A panel at the 2014 Produced By Conference recently addressed this issue, as Producer Marshall Herskovitz (Blood Diamond) spoke with Peter Micelli, (pictured left) a leading TV agent at Creative Artists Agency (CAA), about the challenges in today’s television industry. Herskovitz specifically asked how up-and-coming producers can find their way in an “incredibly complicated” landscape. “When I have someone come to me and say they have this outlandish or big idea, I just tell them to write it,” Micelli said. “Because I think today there is so much competition and people have so many wild and interesting ideas, and in a weird way it’s actually gotten harder to get people to commit to buying those ideas.”

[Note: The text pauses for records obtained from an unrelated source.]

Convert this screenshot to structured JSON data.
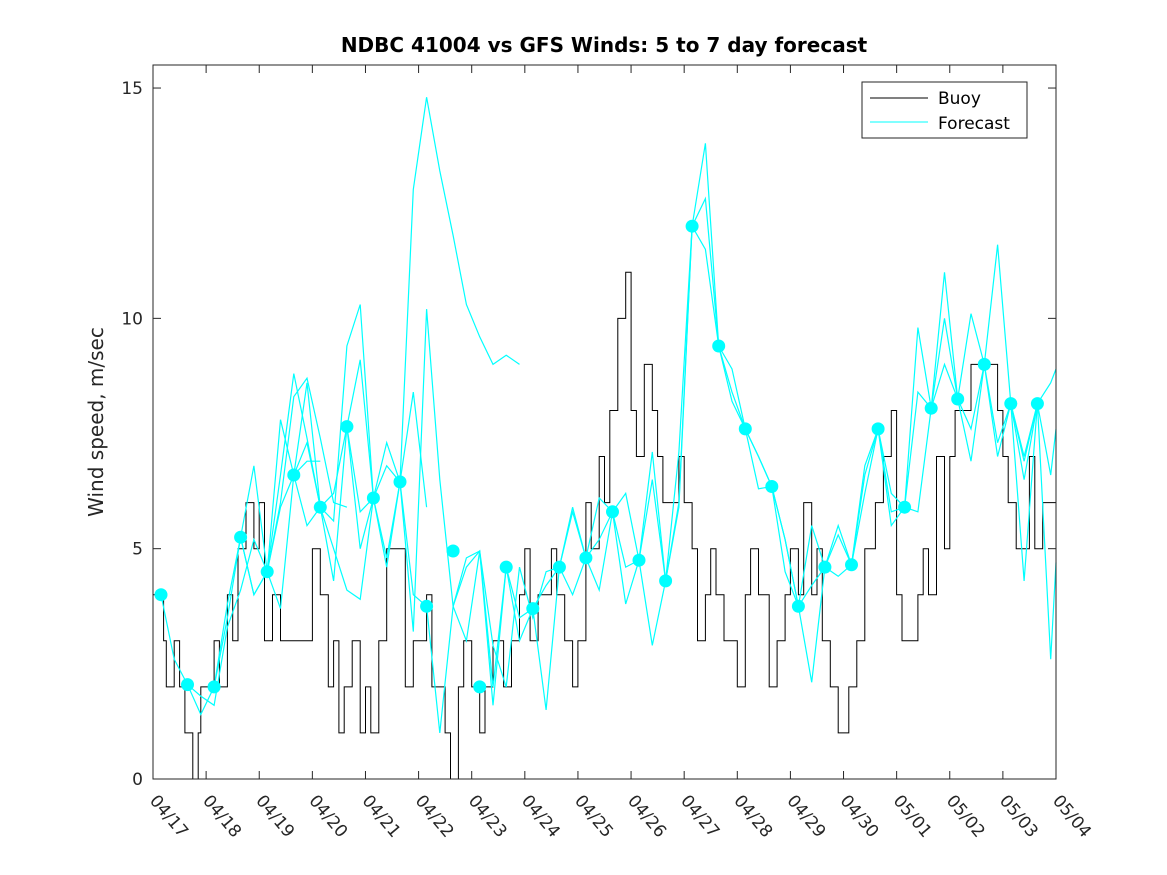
{
  "chart_data": {
    "type": "line",
    "title": "NDBC 41004 vs GFS Winds: 5 to 7 day forecast",
    "xlabel": "",
    "ylabel": "Wind speed, m/sec",
    "xlim": [
      "04/17",
      "05/04"
    ],
    "ylim": [
      0,
      15.5
    ],
    "x_tick_labels": [
      "04/17",
      "04/18",
      "04/19",
      "04/20",
      "04/21",
      "04/22",
      "04/23",
      "04/24",
      "04/25",
      "04/26",
      "04/27",
      "04/28",
      "04/29",
      "04/30",
      "05/01",
      "05/02",
      "05/03",
      "05/04"
    ],
    "y_ticks": [
      0,
      5,
      10,
      15
    ],
    "legend": {
      "position": "top-right",
      "entries": [
        "Buoy",
        "Forecast"
      ]
    },
    "colors": {
      "buoy": "#000000",
      "forecast": "#00ffff"
    },
    "buoy": {
      "name": "Buoy",
      "x": [
        0,
        0.2,
        0.25,
        0.4,
        0.5,
        0.6,
        0.75,
        0.85,
        0.9,
        1,
        1.15,
        1.25,
        1.4,
        1.5,
        1.6,
        1.75,
        1.9,
        2,
        2.1,
        2.25,
        2.4,
        2.5,
        2.6,
        2.75,
        2.9,
        3,
        3.15,
        3.3,
        3.4,
        3.5,
        3.6,
        3.75,
        3.9,
        4,
        4.1,
        4.25,
        4.4,
        4.5,
        4.6,
        4.75,
        4.9,
        5,
        5.15,
        5.25,
        5.5,
        5.6,
        5.75,
        5.85,
        6,
        6.15,
        6.25,
        6.4,
        6.5,
        6.6,
        6.75,
        6.9,
        7,
        7.1,
        7.25,
        7.4,
        7.5,
        7.6,
        7.75,
        7.9,
        8,
        8.15,
        8.25,
        8.4,
        8.5,
        8.6,
        8.75,
        8.9,
        9,
        9.1,
        9.25,
        9.4,
        9.5,
        9.6,
        9.75,
        9.9,
        10,
        10.15,
        10.25,
        10.4,
        10.5,
        10.6,
        10.75,
        10.9,
        11,
        11.15,
        11.25,
        11.4,
        11.5,
        11.6,
        11.75,
        11.9,
        12,
        12.15,
        12.25,
        12.4,
        12.5,
        12.6,
        12.75,
        12.9,
        13,
        13.1,
        13.25,
        13.4,
        13.5,
        13.6,
        13.75,
        13.9,
        14,
        14.1,
        14.25,
        14.4,
        14.5,
        14.6,
        14.75,
        14.9,
        15,
        15.1,
        15.25,
        15.4,
        15.5,
        15.6,
        15.75,
        15.9,
        16,
        16.1,
        16.25,
        16.4,
        16.5,
        16.6,
        16.75,
        16.9,
        17
      ],
      "values": [
        4,
        3,
        2,
        3,
        2,
        1,
        0,
        1,
        2,
        2,
        3,
        2,
        4,
        3,
        5,
        6,
        5,
        6,
        3,
        4,
        3,
        3,
        3,
        3,
        3,
        5,
        4,
        2,
        3,
        1,
        2,
        3,
        1,
        2,
        1,
        3,
        5,
        5,
        5,
        2,
        3,
        3,
        4,
        2,
        1,
        0,
        2,
        3,
        2,
        1,
        2,
        3,
        3,
        2,
        3,
        4,
        5,
        3,
        4,
        4,
        5,
        4,
        3,
        2,
        3,
        6,
        5,
        7,
        6,
        8,
        10,
        11,
        8,
        7,
        9,
        8,
        7,
        6,
        6,
        7,
        6,
        5,
        3,
        4,
        5,
        4,
        3,
        3,
        2,
        4,
        5,
        4,
        4,
        2,
        3,
        4,
        5,
        4,
        6,
        4,
        5,
        3,
        2,
        1,
        1,
        2,
        3,
        5,
        5,
        6,
        7,
        8,
        4,
        3,
        3,
        4,
        5,
        4,
        7,
        5,
        7,
        8,
        8,
        9,
        9,
        9,
        9,
        8,
        7,
        6,
        5,
        5,
        7,
        5,
        6,
        6,
        7
      ],
      "note": ""
    },
    "forecast_markers": {
      "name": "Forecast",
      "x": [
        0.15,
        0.65,
        1.15,
        1.65,
        2.15,
        2.65,
        3.15,
        3.65,
        4.15,
        4.65,
        5.15,
        5.65,
        6.15,
        6.65,
        7.15,
        7.65,
        8.15,
        8.65,
        9.15,
        9.65,
        10.15,
        10.65,
        11.15,
        11.65,
        12.15,
        12.65,
        13.15,
        13.65,
        14.15,
        14.65,
        15.15,
        15.65,
        16.15,
        16.65
      ],
      "values": [
        4.0,
        2.05,
        2.0,
        5.25,
        4.5,
        6.6,
        5.9,
        7.65,
        6.1,
        6.45,
        3.75,
        4.95,
        2.0,
        4.6,
        3.7,
        4.6,
        4.8,
        5.8,
        4.75,
        4.3,
        12.0,
        9.4,
        7.6,
        6.35,
        3.75,
        4.6,
        4.65,
        7.6,
        5.9,
        8.05,
        8.25,
        9.0,
        8.15,
        8.15
      ]
    },
    "forecast_series": [
      {
        "x": [
          0.15,
          0.4,
          0.65,
          0.9,
          1.15,
          1.4,
          1.65,
          1.9,
          2.15,
          2.4,
          2.65,
          2.9,
          3.15
        ],
        "values": [
          4.0,
          2.6,
          2.05,
          1.4,
          2.0,
          3.5,
          5.25,
          6.8,
          4.5,
          5.9,
          6.6,
          6.9,
          6.9
        ]
      },
      {
        "x": [
          0.65,
          0.9,
          1.15,
          1.4,
          1.65,
          1.9,
          2.15,
          2.4,
          2.65,
          2.9,
          3.15,
          3.4,
          3.65
        ],
        "values": [
          2.05,
          1.8,
          1.6,
          3.3,
          4.1,
          5.2,
          4.5,
          6.0,
          8.3,
          8.7,
          7.4,
          6.0,
          5.9
        ]
      },
      {
        "x": [
          1.15,
          1.4,
          1.65,
          1.9,
          2.15,
          2.4,
          2.65,
          2.9,
          3.15,
          3.4,
          3.65,
          3.9,
          4.15
        ],
        "values": [
          2.0,
          3.8,
          5.25,
          4.0,
          4.5,
          7.8,
          6.6,
          8.6,
          5.9,
          6.2,
          7.65,
          5.0,
          6.1
        ]
      },
      {
        "x": [
          1.65,
          1.9,
          2.15,
          2.4,
          2.65,
          2.9,
          3.15,
          3.4,
          3.65,
          3.9,
          4.15,
          4.4,
          4.65
        ],
        "values": [
          5.25,
          4.0,
          4.5,
          6.6,
          8.8,
          7.4,
          5.9,
          5.6,
          9.4,
          10.3,
          6.1,
          7.3,
          6.45
        ]
      },
      {
        "x": [
          2.15,
          2.4,
          2.65,
          2.9,
          3.15,
          3.4,
          3.65,
          3.9,
          4.15,
          4.4,
          4.65,
          4.9,
          5.15
        ],
        "values": [
          4.5,
          3.7,
          6.6,
          7.3,
          5.9,
          4.3,
          7.65,
          9.1,
          6.1,
          6.8,
          6.45,
          8.4,
          5.9
        ]
      },
      {
        "x": [
          2.65,
          2.9,
          3.15,
          3.4,
          3.65,
          3.9,
          4.15,
          4.4,
          4.65,
          4.9,
          5.15,
          5.4,
          5.65,
          5.9,
          6.15,
          6.4,
          6.65,
          6.9
        ],
        "values": [
          6.6,
          5.5,
          5.9,
          5.0,
          4.1,
          3.9,
          6.1,
          4.8,
          6.45,
          12.8,
          14.8,
          13.2,
          11.8,
          10.3,
          9.6,
          9.0,
          9.2,
          9.0
        ]
      },
      {
        "x": [
          3.65,
          3.9,
          4.15,
          4.4,
          4.65,
          4.9,
          5.15,
          5.4,
          5.65,
          5.9,
          6.15,
          6.4,
          6.65
        ],
        "values": [
          7.65,
          5.8,
          6.1,
          4.6,
          6.45,
          3.2,
          10.2,
          6.5,
          3.75,
          4.6,
          4.95,
          1.6,
          4.6
        ]
      },
      {
        "x": [
          4.65,
          4.9,
          5.15,
          5.4,
          5.65,
          5.9,
          6.15,
          6.4,
          6.65,
          6.9,
          7.15,
          7.4,
          7.65
        ],
        "values": [
          6.45,
          4.0,
          3.75,
          1.0,
          3.75,
          4.8,
          4.95,
          2.9,
          2.0,
          4.6,
          3.5,
          4.5,
          4.6
        ]
      },
      {
        "x": [
          5.65,
          5.9,
          6.15,
          6.4,
          6.65,
          6.9,
          7.15,
          7.4,
          7.65,
          7.9,
          8.15,
          8.4,
          8.65
        ],
        "values": [
          3.75,
          3.0,
          4.95,
          2.0,
          4.6,
          3.0,
          3.7,
          1.5,
          4.6,
          5.8,
          4.8,
          6.1,
          5.8
        ]
      },
      {
        "x": [
          6.65,
          6.9,
          7.15,
          7.4,
          7.65,
          7.9,
          8.15,
          8.4,
          8.65,
          8.9,
          9.15,
          9.4,
          9.65
        ],
        "values": [
          4.6,
          3.5,
          3.7,
          4.2,
          4.6,
          5.9,
          4.8,
          4.1,
          5.8,
          3.8,
          4.75,
          6.5,
          4.3
        ]
      },
      {
        "x": [
          7.65,
          7.9,
          8.15,
          8.4,
          8.65,
          8.9,
          9.15,
          9.4,
          9.65,
          9.9,
          10.15,
          10.4,
          10.65
        ],
        "values": [
          4.6,
          4.0,
          4.8,
          5.2,
          5.8,
          4.6,
          4.75,
          2.9,
          4.3,
          7.1,
          12.0,
          13.8,
          9.4
        ]
      },
      {
        "x": [
          8.65,
          8.9,
          9.15,
          9.4,
          9.65,
          9.9,
          10.15,
          10.4,
          10.65,
          10.9,
          11.15,
          11.4,
          11.65
        ],
        "values": [
          5.8,
          6.2,
          4.75,
          7.1,
          4.3,
          6.0,
          12.0,
          12.6,
          9.4,
          8.9,
          7.6,
          7.0,
          6.35
        ]
      },
      {
        "x": [
          9.65,
          9.9,
          10.15,
          10.4,
          10.65,
          10.9,
          11.15,
          11.4,
          11.65,
          11.9,
          12.15,
          12.4,
          12.65
        ],
        "values": [
          4.3,
          5.9,
          12.0,
          11.5,
          9.4,
          8.4,
          7.6,
          6.3,
          6.35,
          4.5,
          3.75,
          2.1,
          4.6
        ]
      },
      {
        "x": [
          10.65,
          10.9,
          11.15,
          11.4,
          11.65,
          11.9,
          12.15,
          12.4,
          12.65,
          12.9,
          13.15,
          13.4,
          13.65
        ],
        "values": [
          9.4,
          8.2,
          7.6,
          7.0,
          6.35,
          5.2,
          3.75,
          4.2,
          4.6,
          5.5,
          4.65,
          6.2,
          7.6
        ]
      },
      {
        "x": [
          11.65,
          11.9,
          12.15,
          12.4,
          12.65,
          12.9,
          13.15,
          13.4,
          13.65,
          13.9,
          14.15,
          14.4,
          14.65
        ],
        "values": [
          6.35,
          5.2,
          3.75,
          5.5,
          4.6,
          4.4,
          4.65,
          6.8,
          7.6,
          5.5,
          5.9,
          5.8,
          8.05
        ]
      },
      {
        "x": [
          12.65,
          12.9,
          13.15,
          13.4,
          13.65,
          13.9,
          14.15,
          14.4,
          14.65,
          14.9,
          15.15,
          15.4,
          15.65
        ],
        "values": [
          4.6,
          5.3,
          4.65,
          6.6,
          7.6,
          6.2,
          5.9,
          9.8,
          8.05,
          10.0,
          8.25,
          6.9,
          9.0
        ]
      },
      {
        "x": [
          13.65,
          13.9,
          14.15,
          14.4,
          14.65,
          14.9,
          15.15,
          15.4,
          15.65,
          15.9,
          16.15,
          16.4,
          16.65
        ],
        "values": [
          7.6,
          5.8,
          5.9,
          8.4,
          8.05,
          11.0,
          8.25,
          10.1,
          9.0,
          11.6,
          8.15,
          6.5,
          8.15
        ]
      },
      {
        "x": [
          14.65,
          14.9,
          15.15,
          15.4,
          15.65,
          15.9,
          16.15,
          16.4,
          16.65,
          16.9,
          17.0
        ],
        "values": [
          8.05,
          9.0,
          8.25,
          7.6,
          9.0,
          7.0,
          8.15,
          4.3,
          8.15,
          6.6,
          7.6
        ]
      },
      {
        "x": [
          15.65,
          15.9,
          16.15,
          16.4,
          16.65,
          16.9,
          17.0
        ],
        "values": [
          9.0,
          7.3,
          8.15,
          7.0,
          8.15,
          2.6,
          4.7
        ]
      },
      {
        "x": [
          16.15,
          16.4,
          16.65,
          16.9,
          17.0
        ],
        "values": [
          8.15,
          6.9,
          8.15,
          8.6,
          8.9
        ]
      }
    ]
  }
}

There is one weapon that will aid producers in their fight for recognition. Micelli stressed that the best thing a new producer can do is have control over some kind of intellectual property or some kind of creative control. “You do that by hiring the best writers you can find while managing the basic story arc,” he explained. “I think writers still matter a ton. There are a lot of great producers out there but if you don't have a great writer, once you get that 13-episode order, it’s over. That’s why TV writers have been so important to the business. It’s not just about one script, it’s about who is going to give me 13 scripts under the schedule in which we need, and they’re going to all be of quality and written within a budget that’s doable.”
Despite the industry changes, Micelli says that writers in television still have a lot of power. As a producer you have to remember you are competing with the best in the industry, like J.J. Abrams and Jerry Bruckheimer.“You have to think, ‘What am I not bringing to the table that will prevent a high-end writer from going to one of those tried-and-true [producers] instead of coming to me?’ It’s almost the same philosophy as an independent studio,” the agent noted. “‘What more can we offer that’s going to get the talent to come play on our field?’ Intellectual property is really the greatest equalizer. So much of great television is the team that’s going to execute it. If I was a producer sitting in the audience, that’s something I could be doing and focusing on. I would be trying to figure out what kind of intellectual property I could take control of that would make the game come to me.”